Honesty: Never the Best Policy

In response to Tim Dunlop's "The Road to Surfdom" post about Richard Armitage's recent outbreak of honesty, the good doctor says:

One problem is that, because it's so rare that any Bush official speaks honestly, when they finally do we all jump up and down and say "see, see, even So-And-So says it". And then the right-wing bash machine has to kick into overdrive to show what a hate-filled freak Mr. So-And-So is. Thus, discouraging any of the others from talking. Paul O'Neill was bashed pretty hard. Joe Wilson is probably not on the inauguration invite list this year. Richard Clarke was scorned for a weird family life which they never really elaborated on. Maybe the attacks would have happened anyway, or maybe it's because we started attacking Bush so savagely with their words and Bush had no other recourse than to attack the messenger.

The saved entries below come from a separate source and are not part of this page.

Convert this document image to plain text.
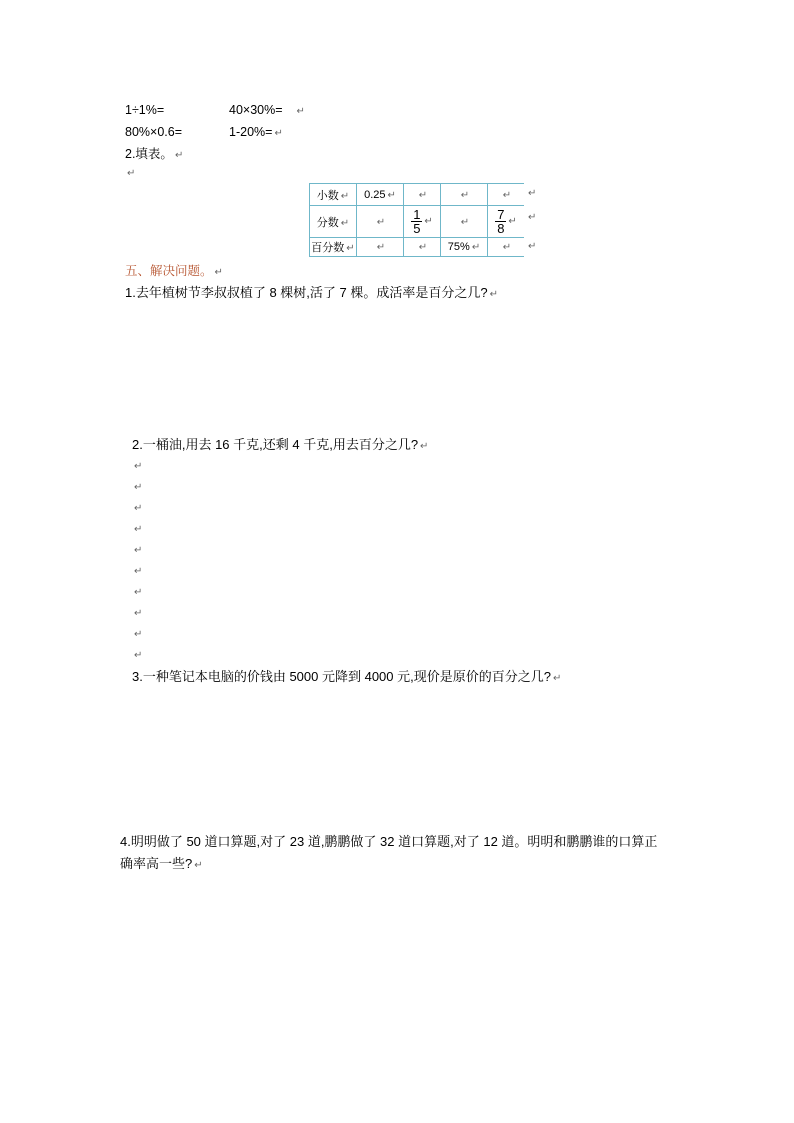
1÷1%=	40×30%= ↵
80%×0.6=	1-20%= ↵
2.填表。 ↵
↵
小数 ↵	0.25 ↵	↵	↵	↵
分数 ↵	↵	$\frac{1}{5}$ ↵	↵	$\frac{7}{8}$ ↵
百分数 ↵	↵	↵	75% ↵	↵
↵
↵
↵
五、解决问题。 ↵
1.去年植树节李叔叔植了 8 棵树,活了 7 棵。成活率是百分之几? ↵
2.一桶油,用去 16 千克,还剩 4 千克,用去百分之几? ↵
↵
↵
↵
↵
↵
↵
↵
↵
↵
↵
3.一种笔记本电脑的价钱由 5000 元降到 4000 元,现价是原价的百分之几? ↵
4.明明做了 50 道口算题,对了 23 道,鹏鹏做了 32 道口算题,对了 12 道。明明和鹏鹏谁的口算正
确率高一些? ↵
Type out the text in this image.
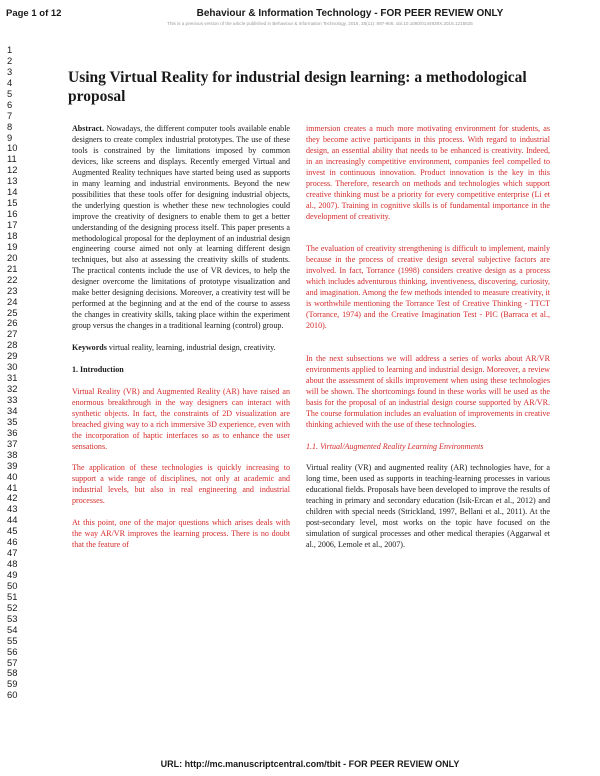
Page 1 of 12	Behaviour & Information Technology - FOR PEER REVIEW ONLY
This is a previous version of the article published in Behaviour & Information Technology. 2016, 35(11): 897-906. doi:10.1080/0144929X.2016.1215525
1
2
3
4
5
6
7
8
9
10
11
12
13
14
15
16
17
18
19
20
21
22
23
24
25
26
27
28
29
30
31
32
33
34
35
36
37
38
39
40
41
42
43
44
45
46
47
48
49
50
51
52
53
54
55
56
57
58
59
60
Using Virtual Reality for industrial design learning: a methodological proposal

Abstract. Nowadays, the different computer tools available enable designers to create complex industrial prototypes. The use of these tools is constrained by the limitations imposed by common devices, like screens and displays. Recently emerged Virtual and Augmented Reality techniques have started being used as supports in many learning and industrial environments. Beyond the new possibilities that these tools offer for designing industrial objects, the underlying question is whether these new technologies could improve the creativity of designers to enable them to get a better understanding of the designing process itself. This paper presents a methodological proposal for the deployment of an industrial design engineering course aimed not only at learning different design techniques, but also at assessing the creativity skills of students. The practical contents include the use of VR devices, to help the designer overcome the limitations of prototype visualization and make better designing decisions. Moreover, a creativity test will be performed at the beginning and at the end of the course to assess the changes in creativity skills, taking place within the experiment group versus the changes in a traditional learning (control) group.

Keywords virtual reality, learning, industrial design, creativity.

1. Introduction

Virtual Reality (VR) and Augmented Reality (AR) have raised an enormous breakthrough in the way designers can interact with synthetic objects. In fact, the constraints of 2D visualization are breached giving way to a rich immersive 3D experience, even with the incorporation of haptic interfaces so as to enhance the user sensations.

The application of these technologies is quickly increasing to support a wide range of disciplines, not only at academic and industrial levels, but also in real engineering and industrial processes.

At this point, one of the major questions which arises deals with the way AR/VR improves the learning process. There is no doubt that the feature of

immersion creates a much more motivating environment for students, as they become active participants in this process. With regard to industrial design, an essential ability that needs to be enhanced is creativity. Indeed, in an increasingly competitive environment, companies feel compelled to invest in continuous innovation. Product innovation is the key in this process. Therefore, research on methods and technologies which support creative thinking must be a priority for every competitive enterprise (Li et al., 2007). Training in cognitive skills is of fundamental importance in the development of creativity.

The evaluation of creativity strengthening is difficult to implement, mainly because in the process of creative design several subjective factors are involved. In fact, Torrance (1998) considers creative design as a process which includes adventurous thinking, inventiveness, discovering, curiosity, and imagination. Among the few methods intended to measure creativity, it is worthwhile mentioning the Torrance Test of Creative Thinking - TTCT (Torrance, 1974) and the Creative Imagination Test - PIC (Barraca et al., 2010).

In the next subsections we will address a series of works about AR/VR environments applied to learning and industrial design. Moreover, a review about the assessment of skills improvement when using these technologies will be shown. The shortcomings found in these works will be used as the basis for the proposal of an industrial design course supported by AR/VR. The course formulation includes an evaluation of improvements in creative thinking achieved with the use of these technologies.

1.1. Virtual/Augmented Reality Learning Environments

Virtual reality (VR) and augmented reality (AR) technologies have, for a long time, been used as supports in teaching-learning processes in various educational fields. Proposals have been developed to improve the results of teaching in primary and secondary education (Isik-Ercan et al., 2012) and children with special needs (Strickland, 1997, Bellani et al., 2011). At the post-secondary level, most works on the topic have focused on the simulation of surgical processes and other medical therapies (Aggarwal et al., 2006, Lemole et al., 2007).

URL: http://mc.manuscriptcentral.com/tbit - FOR PEER REVIEW ONLY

Even worse is when an active Bush official (or Bush himself) says something honest. Every little slip-up of honesty is hoisted into the air like it's our enemies severed head. We all demand honesty from the Bush Admin, but every tiny peep of it is used against them. Why in the hell should they be honest when it just hurts them every time? One of the Bush Admin's biggest political blunders was ever admitting that those "16 words" shouldn't have been in the SOTU speech. They really let the genie out of the bottle on that one. I wouldn't doubt if they regret doing that more than they regret the whole Iraq thing.

And I don't know what the answer is. It's their own doing by making honesty so rare. But it seems a touch hypocritical when we attack Bush for not admitting to mistakes...and then attack him in the rare times when he admits to even the most minor of mistakes. And the right is guilty of the same thing, lest we forget the Clinton presidency. I should add that it's the media that is a big cause of this. We talk about Bush's blunders and dishonesty all the time; it's fun and lets off steam. But the only chance that journalists get to do that is when they can quote a Bush official saying it. So when they finally get the juicy quote, they run with it as hard as they can. It must be frustrating to be strait-jacketed by such inane, self-imposed rules.

Moral: People need to realize that the reason we demand honesty from our political opponents is simply so we can attack them with it. Not that we shouldn't still demand honesty. We just shouldn't be so High & Mighty about it when we attack our enemies for not giving us the weapons we need to beat them. We're all monkeys. Damn dirty monkeys.